Le contraste est saisissant avec les manifestations du début 2019 qui drainaient des dizaines de milliers de personnes. Juan Guaido venait alors de se proclamer président par intérim le 23 janvier, jugeant que la présidence du Venezuela était «usurpée» par Nicolas Maduro en raison de la présidentielle «frauduleuse» de 2018. L'opposant est depuis reconnu comme tel par une cinquantaine de pays, parmi lesquels les Etats-Unis.

«Pas à la hauteur»

«On a fait ce qu'on a pu», constatait samedi Cristian Gamez, médecin de 30 ans. «Nous lui avons apporté tout notre soutien, mais pour dire la vérité, il n'a pas été à la hauteur de nos attentes». Juan Guaido est d'ailleurs en chute libre dans les sondages d'opinion.

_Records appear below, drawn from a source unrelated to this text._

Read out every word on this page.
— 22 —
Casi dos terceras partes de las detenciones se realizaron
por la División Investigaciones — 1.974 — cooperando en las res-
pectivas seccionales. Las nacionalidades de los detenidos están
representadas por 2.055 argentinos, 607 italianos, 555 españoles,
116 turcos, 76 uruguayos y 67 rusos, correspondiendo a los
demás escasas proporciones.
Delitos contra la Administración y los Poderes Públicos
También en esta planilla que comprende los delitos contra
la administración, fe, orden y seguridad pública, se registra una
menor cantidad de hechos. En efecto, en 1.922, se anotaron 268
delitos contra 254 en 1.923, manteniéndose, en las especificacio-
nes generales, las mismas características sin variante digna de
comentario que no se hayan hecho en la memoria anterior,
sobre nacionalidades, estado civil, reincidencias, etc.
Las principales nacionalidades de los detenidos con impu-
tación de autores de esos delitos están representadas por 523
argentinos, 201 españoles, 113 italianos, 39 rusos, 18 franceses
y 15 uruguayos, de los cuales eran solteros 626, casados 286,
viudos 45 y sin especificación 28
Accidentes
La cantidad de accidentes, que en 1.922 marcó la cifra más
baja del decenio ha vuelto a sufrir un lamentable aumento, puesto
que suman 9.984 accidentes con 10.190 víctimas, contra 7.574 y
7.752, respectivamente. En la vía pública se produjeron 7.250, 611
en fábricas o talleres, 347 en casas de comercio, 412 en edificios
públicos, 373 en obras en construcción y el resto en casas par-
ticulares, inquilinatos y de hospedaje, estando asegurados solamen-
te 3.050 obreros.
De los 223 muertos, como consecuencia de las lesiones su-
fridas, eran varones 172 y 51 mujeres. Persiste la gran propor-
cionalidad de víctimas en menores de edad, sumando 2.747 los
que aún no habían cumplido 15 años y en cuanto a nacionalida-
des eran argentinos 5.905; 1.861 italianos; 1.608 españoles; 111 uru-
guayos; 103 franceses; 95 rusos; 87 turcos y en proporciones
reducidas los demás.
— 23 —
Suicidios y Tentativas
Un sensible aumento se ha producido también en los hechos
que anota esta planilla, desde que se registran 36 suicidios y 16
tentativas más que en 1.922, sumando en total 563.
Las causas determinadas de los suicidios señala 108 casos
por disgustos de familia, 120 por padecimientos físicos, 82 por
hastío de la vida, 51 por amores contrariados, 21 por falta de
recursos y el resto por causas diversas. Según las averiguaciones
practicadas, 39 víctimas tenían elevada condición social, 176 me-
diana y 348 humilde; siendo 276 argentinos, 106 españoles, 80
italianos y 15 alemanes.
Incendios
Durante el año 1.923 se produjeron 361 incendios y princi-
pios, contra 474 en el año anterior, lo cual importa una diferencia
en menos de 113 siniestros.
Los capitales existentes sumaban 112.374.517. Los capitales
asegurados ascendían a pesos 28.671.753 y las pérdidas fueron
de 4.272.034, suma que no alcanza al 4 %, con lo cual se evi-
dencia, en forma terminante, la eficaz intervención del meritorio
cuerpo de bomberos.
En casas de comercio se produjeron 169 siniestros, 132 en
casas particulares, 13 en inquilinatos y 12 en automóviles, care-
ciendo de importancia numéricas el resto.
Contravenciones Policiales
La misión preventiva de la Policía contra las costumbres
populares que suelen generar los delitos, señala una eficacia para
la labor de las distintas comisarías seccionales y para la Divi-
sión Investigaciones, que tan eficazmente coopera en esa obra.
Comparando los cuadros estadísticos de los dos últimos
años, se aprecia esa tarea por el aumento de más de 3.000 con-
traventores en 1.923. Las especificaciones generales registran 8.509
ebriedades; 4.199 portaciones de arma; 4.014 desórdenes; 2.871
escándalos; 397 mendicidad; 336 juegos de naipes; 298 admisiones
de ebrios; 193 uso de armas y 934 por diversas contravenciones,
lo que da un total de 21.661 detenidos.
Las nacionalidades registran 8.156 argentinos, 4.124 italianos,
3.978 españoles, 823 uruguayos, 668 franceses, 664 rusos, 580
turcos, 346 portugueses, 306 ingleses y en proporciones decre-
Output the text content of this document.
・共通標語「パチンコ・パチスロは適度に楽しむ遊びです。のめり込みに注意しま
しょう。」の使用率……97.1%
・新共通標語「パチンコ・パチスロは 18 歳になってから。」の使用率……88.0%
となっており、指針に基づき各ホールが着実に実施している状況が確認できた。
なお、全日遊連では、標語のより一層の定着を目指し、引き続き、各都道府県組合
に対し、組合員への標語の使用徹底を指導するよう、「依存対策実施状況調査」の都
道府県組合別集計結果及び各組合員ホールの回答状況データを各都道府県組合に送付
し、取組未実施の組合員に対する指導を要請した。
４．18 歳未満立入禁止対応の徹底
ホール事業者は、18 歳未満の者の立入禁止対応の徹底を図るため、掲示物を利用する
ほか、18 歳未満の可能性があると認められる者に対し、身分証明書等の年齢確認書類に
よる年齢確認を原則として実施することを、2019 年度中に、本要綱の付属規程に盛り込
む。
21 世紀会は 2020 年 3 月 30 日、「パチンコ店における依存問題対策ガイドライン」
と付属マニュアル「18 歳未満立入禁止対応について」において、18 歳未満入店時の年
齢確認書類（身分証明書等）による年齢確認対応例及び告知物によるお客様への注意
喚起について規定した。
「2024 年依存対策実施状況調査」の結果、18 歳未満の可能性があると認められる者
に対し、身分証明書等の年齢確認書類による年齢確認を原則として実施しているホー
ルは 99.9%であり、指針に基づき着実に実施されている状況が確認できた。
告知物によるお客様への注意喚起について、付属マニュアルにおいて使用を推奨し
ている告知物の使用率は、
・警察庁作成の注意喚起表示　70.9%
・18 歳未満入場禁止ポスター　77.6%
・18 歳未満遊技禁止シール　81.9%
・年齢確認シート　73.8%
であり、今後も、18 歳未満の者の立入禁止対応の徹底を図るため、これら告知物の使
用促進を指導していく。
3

Sa cote de popularité est tombée de 63% en janvier 2019 à 38,9% en décembre, selon le cabinet Datanalisis.

«Je fais mon mea culpa parce que je n'ai pas fait tout ce qu'il fallait», a reconnu Juan Guaido samedi, alors que deux de ses principales initiatives se sont soldées par des échecs en 2019.

Le 23 février, l'opposant a tenté en vain de faire entrer de l'aide humanitaire au Venezuela, pour «soulager» quelque peu ses compatriotes dont 4,5 millions ont émigré depuis fin 2015, selon l'ONU. Le 30 avril, il a appelé sans succès l'armée à se soulever. Nicolas Maduro jouit, lui, toujours du soutien et l'état-major et de ses alliés chinois, russes et cubains.

Participer aux législatives... ou pas

Et le pouvoir chaviste est de nouveau à l'offensive. Conformément au calendrier parlementaire, des élections législatives doivent avoir lieu cette année. Cela pose un «dilemme» pour l'opposition, souligne Benigno Alarcon, politologue à l'université Andres-Bello, car elle est divisée sur l'opportunité de participer à un scrutin organisé par le pouvoir.

«L'opposition ferait une erreur si elle n'y allait pas. Mais le pire qui puisse lui arriver, c'est d'y aller et de perdre (...) à cause de ses divisions et de son incapacité à mobiliser ses électeurs», explique le politologue.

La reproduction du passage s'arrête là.